Even just “exhibiting” a firearm that can induce fear of death in others is punishable with life imprisonment and six strokes of the rotan.

But in the US, a nation that is obsessed with its Constitutional “right of the people to keep and bear arms”, nearly 400 million guns are in private hands yet responsible gun ownership is not actively inculcated in its citizens, unlike in countries like Finland and Switzerland which also have high gun ownership rates.

It’s no surprise US law enforcement agencies like the police are equally trigger-happy. As the BBC reports, quoting Rashawn Ray, professor of sociology at the University of Maryland: “In most states people can carry guns either on their body or in their vehicles, so that escalates things for police – they instantly perceive that anyone can be a threat.”

The result is about 1,000 people a year are killed by police officers in the US. The BBC adds: “The majority of the world’s police forces carry firearms, but no developed nation uses them against their citizens as often as officers in the United States.”

American University Radio (wamu.org) reported on a dramatic shift in gun ownership behaviour over the last two decades: people used to buy rifles for hunting or sport shooting but now they buy handguns for self-defence.

Yet, a Harvard study found that in less than 1% of 14,000 crimes committed from 2007 to 2011 was a gun used in self-defence.

Instead, research shows that people who keep guns in the home are three times more likely to be a homicide victim than people who do not.

Against this backdrop of escalating gun violence insanity, earlier this year, US gun manufacturer WEE1 Tactical introduced the JR-15, a semi-automatic rifle for kids modelled on the AR-15 which has been used in many mass shootings.

While child-size handguns and rifles made in bright colours like pink and orange have been on the market for years, the JR-15, which is promoted as being “just like Mum and Dad’s gun”, is something else. It has been denounced by gun control advocates as the “most brazen example of marketing guns to kids” ever.

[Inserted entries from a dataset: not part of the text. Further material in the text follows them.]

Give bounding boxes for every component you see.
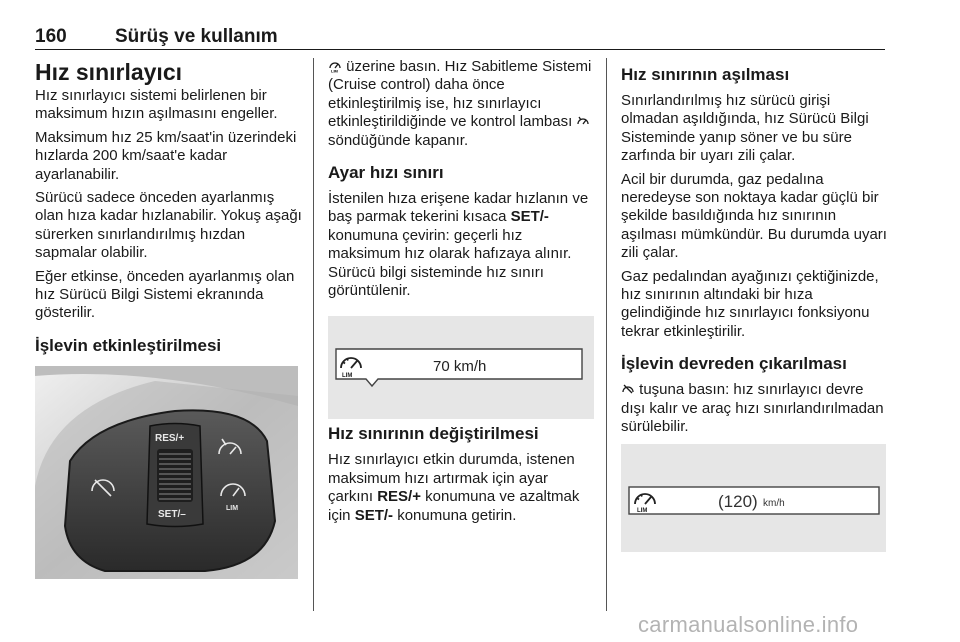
speed-value: (120) bbox=[718, 492, 758, 511]
paragraph: Maksimum hız 25 km/saat'in üzerindeki hızlarda 200 km/saat'e kadar ayarlanabilir. bbox=[35, 128, 297, 183]
column-divider-left bbox=[313, 58, 314, 611]
page-header bbox=[35, 26, 885, 50]
steering-wheel-controls-image bbox=[35, 366, 298, 579]
lim-label: LIM bbox=[342, 373, 353, 379]
heading-change-limit: Hız sınırının değiştirilmesi bbox=[328, 424, 539, 444]
res-plus-term: RES/+ bbox=[377, 488, 421, 506]
svg-text:LIM: LIM bbox=[331, 68, 338, 73]
paragraph: Acil bir durumda, gaz pedalına neredeyse son noktaya kadar güçlü bir şekilde basıldığında hız sınırının aşılması mümkündür. Bu durumda uyarı zili çalar. bbox=[621, 170, 887, 262]
column-2 bbox=[328, 58, 596, 530]
lim-label: LIM bbox=[226, 505, 239, 512]
paragraph: Eğer etkinse, önceden ayarlanmış olan hız Sürücü Bilgi Sistemi ekranında gösterilir. bbox=[35, 267, 295, 322]
dic-display-70 bbox=[328, 316, 594, 419]
heading-set-speed-limit: Ayar hızı sınırı bbox=[328, 163, 444, 183]
cruise-off-icon bbox=[621, 382, 635, 396]
paragraph: Sınırlandırılmış hız sürücü girişi olmadan aşıldığında, hız Sürücü Bilgi Sisteminde yanıp söner ve bu süre zarfında bir uyarı zili çalar. bbox=[621, 92, 869, 165]
section-title: Sürüş ve kullanım bbox=[115, 26, 278, 47]
dic-display-120 bbox=[621, 444, 886, 552]
heading-exceeding-limit: Hız sınırının aşılması bbox=[621, 65, 790, 84]
page-number: 160 bbox=[35, 26, 67, 47]
res-plus-label: RES/+ bbox=[155, 433, 185, 444]
paragraph: İstenilen hıza erişene kadar hızlanın ve baş parmak tekerini kısaca SET/- konumuna çevirin: geçerli hız maksimum hız olarak hafızaya alınır. Sürücü bilgi sisteminde hız sınırı görüntülenir. bbox=[328, 190, 589, 300]
lim-label: LIM bbox=[637, 508, 648, 514]
heading-activation: İşlevin etkinleştirilmesi bbox=[35, 335, 222, 355]
column-1 bbox=[35, 58, 303, 363]
cruise-control-lamp-icon bbox=[576, 114, 590, 128]
column-3 bbox=[621, 58, 889, 442]
set-minus-term: SET/- bbox=[354, 506, 394, 524]
set-minus-term: SET/- bbox=[510, 208, 549, 226]
speed-limiter-icon bbox=[328, 59, 342, 73]
speed-value: 70 km/h bbox=[433, 358, 487, 375]
paragraph: LIM üzerine basın. Hız Sabitleme Sistemi (Cruise control) daha önce etkinleştirilmiş ise, hız sınırlayıcı etkinleştirildiğinde ve kontrol lambası söndüğünde kapanır. bbox=[328, 58, 592, 149]
paragraph: Gaz pedalından ayağınızı çektiğinizde, hız sınırının altındaki bir hıza gelindiğinde hız sınırlayıcı fonksiyonu tekrar etkinleştirilir. bbox=[621, 267, 879, 340]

When I was a young mother, I steered clear of buying toy guns for my son even though they were just that, toys. I wasn’t too pleased when he started playing video games that required him to shoot zombies and terrorists but I had the comfort of knowing the firearms he was using were still just make believe.

But in the land where you can freely shoot and kill, children don’t have to pretend to go “bang-bang”. Not when their gun-loving parents can buy the real thing from firearms manufacturers who shamelessly market them to keep the gun culture alive and their profits up. God save America.

The views expressed here are entirely the writer’s own.